Usually the first thing you hear about to control your blood pressure is to limit the sodium in your diet, which is usually correct. Avoiding high sodium foods has been proven to improve blood pressure and decrease one of your risks for heart disease.  The 2010 USDA dietary guidelines came out recommending that Americans work to decrease sodium and salt in their diets. Since then more food companies are trying to reduce the sodium content in many foods and I believe this is a great benefit to all. Most Americans consume too much salt or sodium in their diet due to hidden salt, processed foods and meals on the run. All that your body needs is approximately 1,500- 2,000 milligrams per day of sodium per day. So continue to read your labels and look for ways to decrease sodium.
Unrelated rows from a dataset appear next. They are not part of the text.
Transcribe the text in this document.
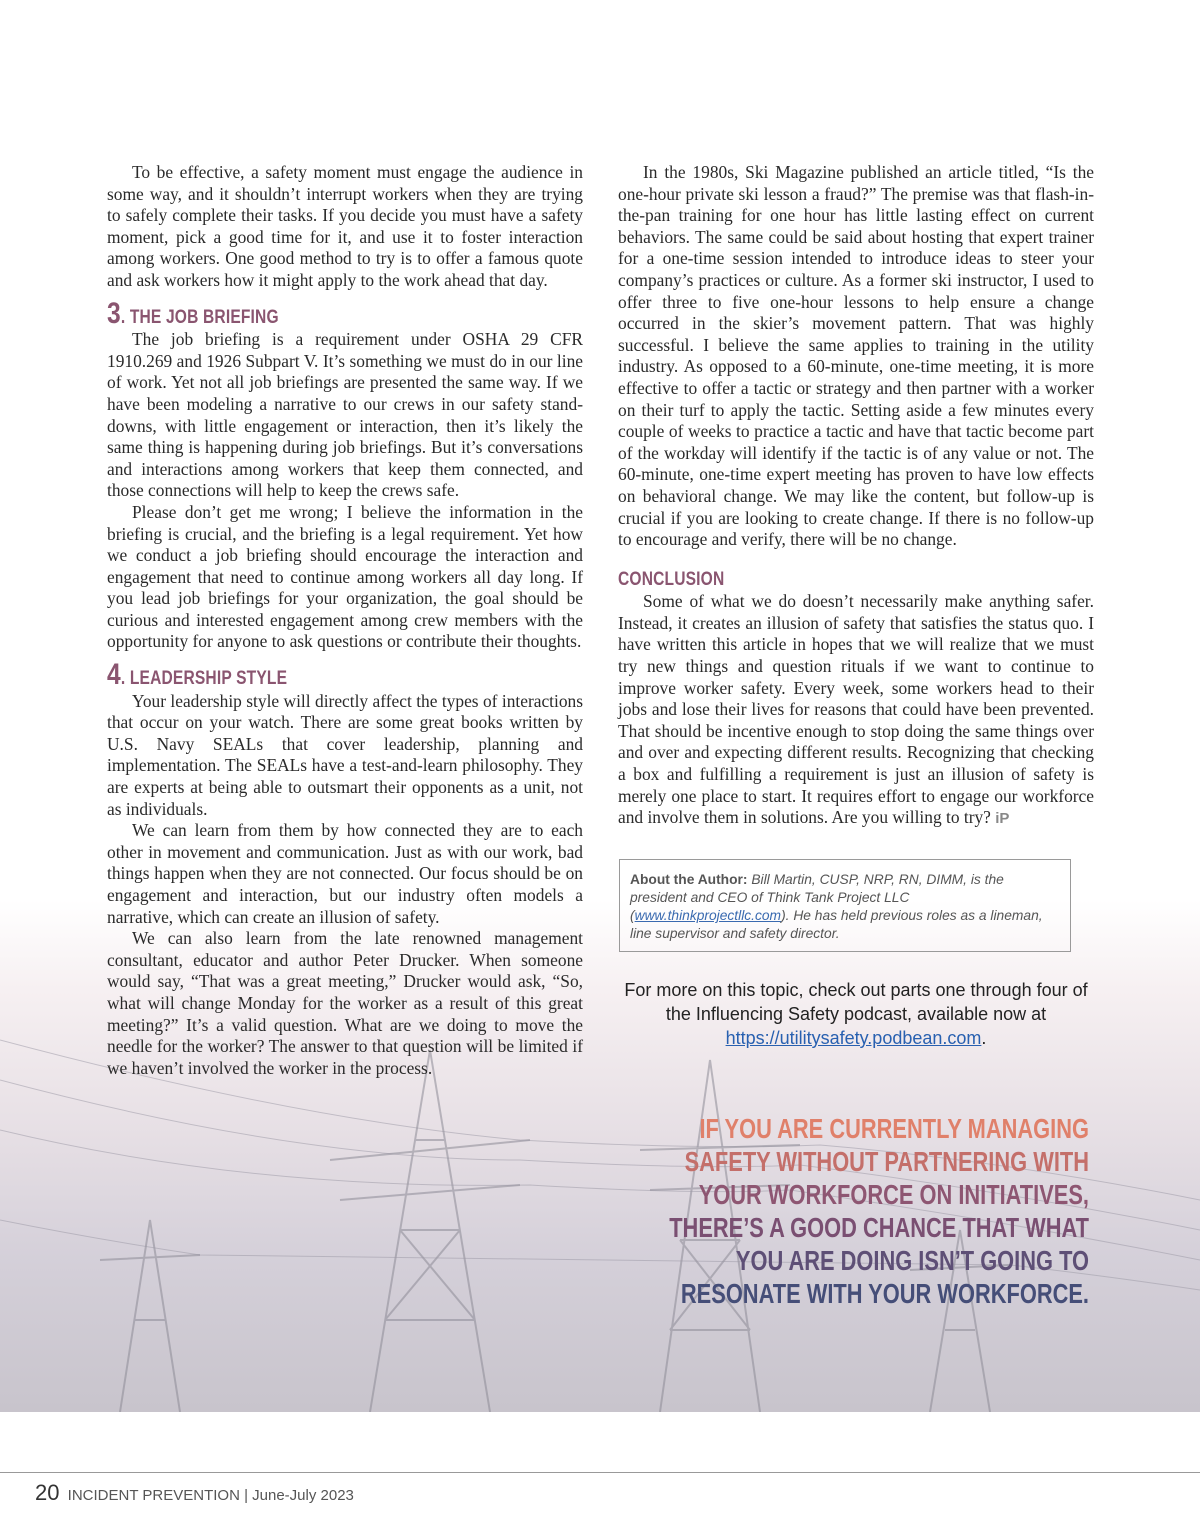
To be effective, a safety moment must engage the audience in some way, and it shouldn’t interrupt workers when they are trying to safely complete their tasks. If you decide you must have a safety moment, pick a good time for it, and use it to foster interaction among workers. One good method to try is to offer a famous quote and ask workers how it might apply to the work ahead that day.

3. THE JOB BRIEFING

The job briefing is a requirement under OSHA 29 CFR 1910.269 and 1926 Subpart V. It’s something we must do in our line of work. Yet not all job briefings are presented the same way. If we have been modeling a narrative to our crews in our safety stand-downs, with little engagement or interaction, then it’s likely the same thing is happening during job briefings. But it’s conversations and interactions among workers that keep them connected, and those connections will help to keep the crews safe.

Please don’t get me wrong; I believe the information in the briefing is crucial, and the briefing is a legal requirement. Yet how we conduct a job briefing should encourage the interaction and engagement that need to continue among workers all day long. If you lead job briefings for your organization, the goal should be curious and interested engagement among crew members with the opportunity for anyone to ask questions or contribute their thoughts.

4. LEADERSHIP STYLE

Your leadership style will directly affect the types of interactions that occur on your watch. There are some great books written by U.S. Navy SEALs that cover leadership, planning and implementation. The SEALs have a test-and-learn philosophy. They are experts at being able to outsmart their opponents as a unit, not as individuals.

We can learn from them by how connected they are to each other in movement and communication. Just as with our work, bad things happen when they are not connected. Our focus should be on engagement and interaction, but our industry often models a narrative, which can create an illusion of safety.

We can also learn from the late renowned management consultant, educator and author Peter Drucker. When someone would say, “That was a great meeting,” Drucker would ask, “So, what will change Monday for the worker as a result of this great meeting?” It’s a valid question. What are we doing to move the needle for the worker? The answer to that question will be limited if we haven’t involved the worker in the process.

In the 1980s, Ski Magazine published an article titled, “Is the one-hour private ski lesson a fraud?” The premise was that flash-in-the-pan training for one hour has little lasting effect on current behaviors. The same could be said about hosting that expert trainer for a one-time session intended to introduce ideas to steer your company’s practices or culture. As a former ski instructor, I used to offer three to five one-hour lessons to help ensure a change occurred in the skier’s movement pattern. That was highly successful. I believe the same applies to training in the utility industry. As opposed to a 60-minute, one-time meeting, it is more effective to offer a tactic or strategy and then partner with a worker on their turf to apply the tactic. Setting aside a few minutes every couple of weeks to practice a tactic and have that tactic become part of the workday will identify if the tactic is of any value or not. The 60-minute, one-time expert meeting has proven to have low effects on behavioral change. We may like the content, but follow-up is crucial if you are looking to create change. If there is no follow-up to encourage and verify, there will be no change.

CONCLUSION

Some of what we do doesn’t necessarily make anything safer. Instead, it creates an illusion of safety that satisfies the status quo. I have written this article in hopes that we will realize that we must try new things and question rituals if we want to continue to improve worker safety. Every week, some workers head to their jobs and lose their lives for reasons that could have been prevented. That should be incentive enough to stop doing the same things over and over and expecting different results. Recognizing that checking a box and fulfilling a requirement is just an illusion of safety is merely one place to start. It requires effort to engage our workforce and involve them in solutions. Are you willing to try? iP

About the Author: Bill Martin, CUSP, NRP, RN, DIMM, is the president and CEO of Think Tank Project LLC (www.thinkprojectllc.com). He has held previous roles as a lineman, line supervisor and safety director.
For more on this topic, check out parts one through four of the Influencing Safety podcast, available now at https://utilitysafety.podbean.com.
IF YOU ARE CURRENTLY MANAGING
SAFETY WITHOUT PARTNERING WITH
YOUR WORKFORCE ON INITIATIVES,
THERE’S A GOOD CHANCE THAT WHAT
YOU ARE DOING ISN’T GOING TO
RESONATE WITH YOUR WORKFORCE.
20 INCIDENT PREVENTION | June-July 2023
On the other hand, Americans come up short on potassium in the diet, so that is what I would like to discuss today! A severe potassium deficiency is rare in healthy individuals but can result in serious consequences such as cardiac arrhythmias, muscle weakness and glucose intolerance. However, research shows that a great number of Americans live day-to-day with a more moderate potassium deficit, which poses longer term health threats, especially related to blood pressure control. Before going any further I also need to mention that for those individuals who may have kidney failure or decreased kidney function, please check with your Nephrologist, your dietitian, or your physician before you start increasing your food items which are high in potassium!  Too much potassium for those individuals is very serious and if too high can cause the heart to stop!

What is Potassium?
Potassium is a mineral that helps your muscles contract and regulates fluids and mineral balance in and out of the body cells. It helps maintain a normal blood pressure by decreasing the effects of sodium. Potassium has also been found to reduce the risk of recurrent kidney stones and possibly bone loss as we get older. Guidelines issued by the Institute of Medicine of the National Academies of Science encourage adults to consume at least 4,700 milligrams of potassium every day. That’s almost double what most of us actually eat.

What are Good Sources of Potassium?
Potassium is found in a wide range of foods, especially fruits and vegetables. Some are higher in potassium than others like leafy greens, tomatoes, eggplant, winter squash, pumpkin, potatoes (white and sweet), cantaloupe, honey dew melon, bananas and oranges. Potassium is also found in other food groups like dairy foods, beans, meat, poultry, fish and nuts.

Reach your recommended daily intake of potassium by frequently adding these foods to your daily menu:

  • 1 cup of cooked spinach = 840 milligrams
  • A medium baked potato = 800 mg
  • 1 cup of cooked broccoli = 460 mg
  • 1 cup of cantaloupe = 430 mg
  • A medium tomato = 290 mg
  • ½ cup of strawberries = 230 mg
  • A medium-size banana = 450 mg
  • 8 ounces of yogurt = 490 mg
  • 8 ounces of low-fat milk = 366 mg

A well balanced healthy diet full of colorful fruits and vegetables at each meal will help you meet your potassium needs each day!